It is possible to prevent the particles from directly flowing to 13, and to improve the electrostatic resistance of the heat transfer fingerprint sensor 1.

In the first embodiment, the insulating thin film 11
Although the thermal sensitive unevenness detecting element 111, the aluminum wiring 113, and the upper portion of the substrate 100 are covered with 2 with a constant thickness,
The insulating thin film 112 may be a flattening film. That is, the upper part of the thermosensitive unevenness detection element 111 and the aluminum wiring 113 may be thinly covered with the insulating thin film 112 and the upper part of the substrate 100 may be thickly covered with the insulating thin film 112 so that the surface of the insulating thin film 112 becomes flat. it can.

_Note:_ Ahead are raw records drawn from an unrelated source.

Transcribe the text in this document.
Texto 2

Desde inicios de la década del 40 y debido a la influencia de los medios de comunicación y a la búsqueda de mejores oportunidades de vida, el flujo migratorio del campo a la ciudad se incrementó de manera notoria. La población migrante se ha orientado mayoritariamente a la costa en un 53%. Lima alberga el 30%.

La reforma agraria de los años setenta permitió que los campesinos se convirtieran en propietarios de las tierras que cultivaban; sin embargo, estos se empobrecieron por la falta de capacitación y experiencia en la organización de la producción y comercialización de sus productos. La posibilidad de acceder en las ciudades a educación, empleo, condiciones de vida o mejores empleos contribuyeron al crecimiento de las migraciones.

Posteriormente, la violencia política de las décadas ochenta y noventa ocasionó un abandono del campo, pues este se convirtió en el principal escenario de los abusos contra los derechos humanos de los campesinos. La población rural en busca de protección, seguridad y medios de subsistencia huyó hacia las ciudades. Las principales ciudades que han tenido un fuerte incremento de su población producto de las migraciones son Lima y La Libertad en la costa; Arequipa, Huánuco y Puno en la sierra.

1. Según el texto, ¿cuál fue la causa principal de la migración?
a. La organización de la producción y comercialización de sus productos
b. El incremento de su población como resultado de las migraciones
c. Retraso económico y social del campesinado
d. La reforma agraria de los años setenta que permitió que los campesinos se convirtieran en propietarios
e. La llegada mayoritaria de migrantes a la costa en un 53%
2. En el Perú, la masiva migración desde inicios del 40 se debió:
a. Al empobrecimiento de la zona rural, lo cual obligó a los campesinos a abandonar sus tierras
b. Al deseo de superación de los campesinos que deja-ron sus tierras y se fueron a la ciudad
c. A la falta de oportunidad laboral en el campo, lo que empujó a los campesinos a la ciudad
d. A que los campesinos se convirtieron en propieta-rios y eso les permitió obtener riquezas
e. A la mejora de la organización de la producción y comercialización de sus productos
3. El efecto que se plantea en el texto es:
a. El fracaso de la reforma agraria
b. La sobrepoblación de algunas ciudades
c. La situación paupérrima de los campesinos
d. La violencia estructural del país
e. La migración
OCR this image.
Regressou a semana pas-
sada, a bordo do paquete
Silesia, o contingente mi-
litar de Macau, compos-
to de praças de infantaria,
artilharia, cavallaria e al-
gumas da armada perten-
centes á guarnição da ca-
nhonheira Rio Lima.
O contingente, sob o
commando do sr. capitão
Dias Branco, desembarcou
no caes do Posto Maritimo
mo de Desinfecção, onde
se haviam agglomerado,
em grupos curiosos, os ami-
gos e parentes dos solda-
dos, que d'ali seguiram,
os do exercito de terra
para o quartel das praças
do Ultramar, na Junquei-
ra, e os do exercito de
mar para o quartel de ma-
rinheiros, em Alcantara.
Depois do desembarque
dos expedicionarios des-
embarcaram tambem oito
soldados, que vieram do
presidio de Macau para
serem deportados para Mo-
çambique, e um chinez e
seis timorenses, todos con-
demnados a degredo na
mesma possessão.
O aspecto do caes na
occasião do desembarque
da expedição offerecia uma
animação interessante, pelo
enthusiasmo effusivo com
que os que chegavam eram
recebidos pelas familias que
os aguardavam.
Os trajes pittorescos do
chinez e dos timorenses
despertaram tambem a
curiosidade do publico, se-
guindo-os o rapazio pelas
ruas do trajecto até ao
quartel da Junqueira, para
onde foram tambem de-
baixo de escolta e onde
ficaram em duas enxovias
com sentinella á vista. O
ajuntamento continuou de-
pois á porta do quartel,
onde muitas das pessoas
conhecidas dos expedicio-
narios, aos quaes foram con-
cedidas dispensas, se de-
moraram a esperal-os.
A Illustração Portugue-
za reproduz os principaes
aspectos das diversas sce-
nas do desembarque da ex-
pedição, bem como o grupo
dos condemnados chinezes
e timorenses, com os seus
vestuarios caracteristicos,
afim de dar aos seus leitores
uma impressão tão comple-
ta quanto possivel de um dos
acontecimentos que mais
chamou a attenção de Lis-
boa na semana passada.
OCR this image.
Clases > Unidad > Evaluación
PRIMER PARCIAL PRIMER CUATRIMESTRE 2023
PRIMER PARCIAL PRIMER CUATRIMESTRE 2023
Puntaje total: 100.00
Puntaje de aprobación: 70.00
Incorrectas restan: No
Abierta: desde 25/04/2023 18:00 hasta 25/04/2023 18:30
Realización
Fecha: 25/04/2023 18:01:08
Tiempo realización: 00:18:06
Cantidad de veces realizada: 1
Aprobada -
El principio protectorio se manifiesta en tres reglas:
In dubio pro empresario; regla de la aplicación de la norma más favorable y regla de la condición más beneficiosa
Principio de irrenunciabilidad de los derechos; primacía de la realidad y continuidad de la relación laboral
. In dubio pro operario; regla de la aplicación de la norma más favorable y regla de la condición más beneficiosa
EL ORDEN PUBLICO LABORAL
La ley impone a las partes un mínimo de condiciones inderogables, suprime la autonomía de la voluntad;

FIG. 5 is a diagram showing a cross-sectional structure of the fingerprint detecting section 10 when a flattening film is used as the insulating thin film.
As shown in FIG. 5, the fingerprint detecting unit 10 includes a heat-sensitive unevenness detecting element 111 and an aluminum-made unevenness detecting element 111 and an aluminum wiring 113 so that the heater / sensor layer 510 has a flat surface. Wiring 113 and substrate 1
00 is covered with an insulating thin film 512.

The entire insulating thin film 512 is covered with a flat hard conductive thin film 520, the entire hard conductive thin film 520 is covered with a flat hard insulating thin film 530, and the hard conductive thin film 520 is applied to the static electricity removing circuit 140. I am going to connect. In this way, by using the insulating thin film 512 as a flattening film, the hard conductive thin film 520 and the hard insulating thin film 530 can be made flat, and thus the hard conductive thin film 520 and the hard insulating thin film 530 are created. Can be facilitated.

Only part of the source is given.